Video of the Week: Donald Duck battles Batman at Heritage's comics and art sale

In just a couple of weeks' time, Heritage will be serving up another helping of comics and comic book art, an area of collectibles which the auctioneer has really been showing others how it's done this year.

More than 1,400 items are going under the hammer, most of them auctioned without any reserve in an auction which covers prize examples of some really very different kinds of collectible.

One rare comic in extraordinarily good condition is a copy of Green Lantern #76, an edition which perhaps started off the period known as the Bronze Age of Comics. The Bronze Age ran from 1970-85 and differed from the Silver Age in introducing darker, more realistic problems into the storylines.

Rated a stunning 9.8 by the CGC - the only example to receive that rating - it currently carries a bid of $16,000 but is expected to more than double that price.

Silver Age (1956-1970) collectors may be more keen on the first ever issue of Daredevil which at 9.6 is the highest grade ever offered by Heritage and one of only two at that grade in existence. The comic attempts to trade on the popularity of Spiderman in introducing the character.

Also currently standing at $16,000, Heritage are expecting a strong showing for the issue, possibly setting a record for the issue.

However, the two headlines for the auction are that it includes both another selection of entrancing Carl Barks paintings (of Donald Duck and his kin) from the Kerby Confer collection (which we profiled, see below), and the presence of another copy of Detective Comics #27, the issue which announced Batman to the world.

Of the Barks paintings, the most cherished is likely to be the 1973 classic This Dollar Saved My Life at Whitehorse. Showing Scrooge McDuck telling a tale to Donald and his attentive nephews in the money bin, the oil painting is a classic of its kind.

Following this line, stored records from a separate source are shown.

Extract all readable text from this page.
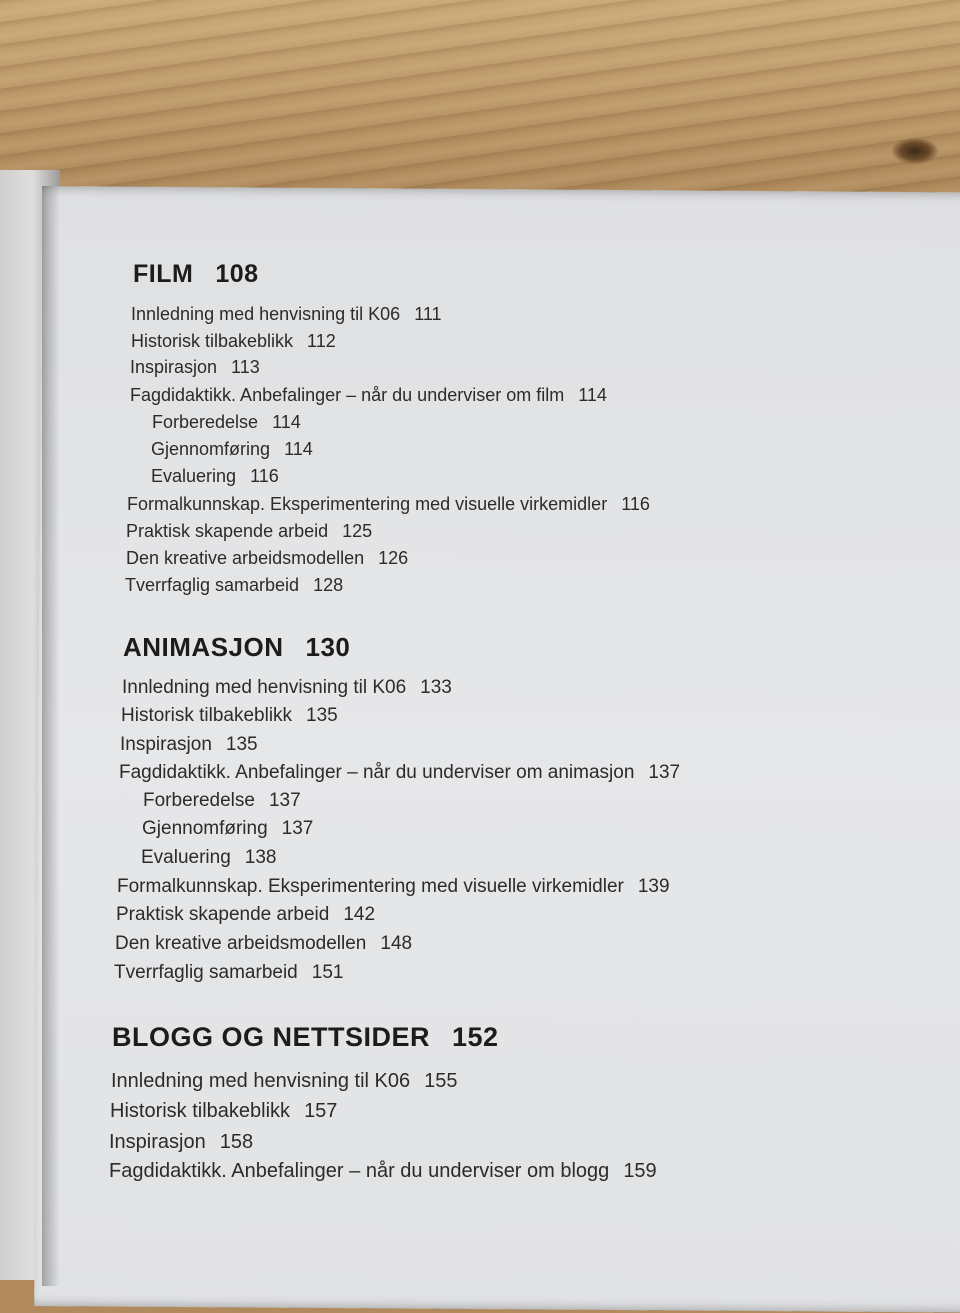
FILM 108

Innledning med henvisning til K06 111

Historisk tilbakeblikk 112

Inspirasjon 113

Fagdidaktikk. Anbefalinger – når du underviser om film 114

Forberedelse 114

Gjennomføring 114

Evaluering 116

Formalkunnskap. Eksperimentering med visuelle virkemidler 116

Praktisk skapende arbeid 125

Den kreative arbeidsmodellen 126

Tverrfaglig samarbeid 128

ANIMASJON 130

Innledning med henvisning til K06 133

Historisk tilbakeblikk 135

Inspirasjon 135

Fagdidaktikk. Anbefalinger – når du underviser om animasjon 137

Forberedelse 137

Gjennomføring 137

Evaluering 138

Formalkunnskap. Eksperimentering med visuelle virkemidler 139

Praktisk skapende arbeid 142

Den kreative arbeidsmodellen 148

Tverrfaglig samarbeid 151

BLOGG OG NETTSIDER 152

Innledning med henvisning til K06 155

Historisk tilbakeblikk 157

Inspirasjon 158

Fagdidaktikk. Anbefalinger – når du underviser om blogg 159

A high grade issue of Detective Comics #27 is always exciting, and whilst this one is not quite as high-grade as the one which set the world auction record early in the year, the 7.0 rated edition has a rare claim to fame: it has had only one owner, Robert Irwin, who picked it from the newsstands himself in 1939.

Already carrying a bid of $325,000, it will be one to watch in Heritage's auction, which takes place on November 18-19 in Dallas and online.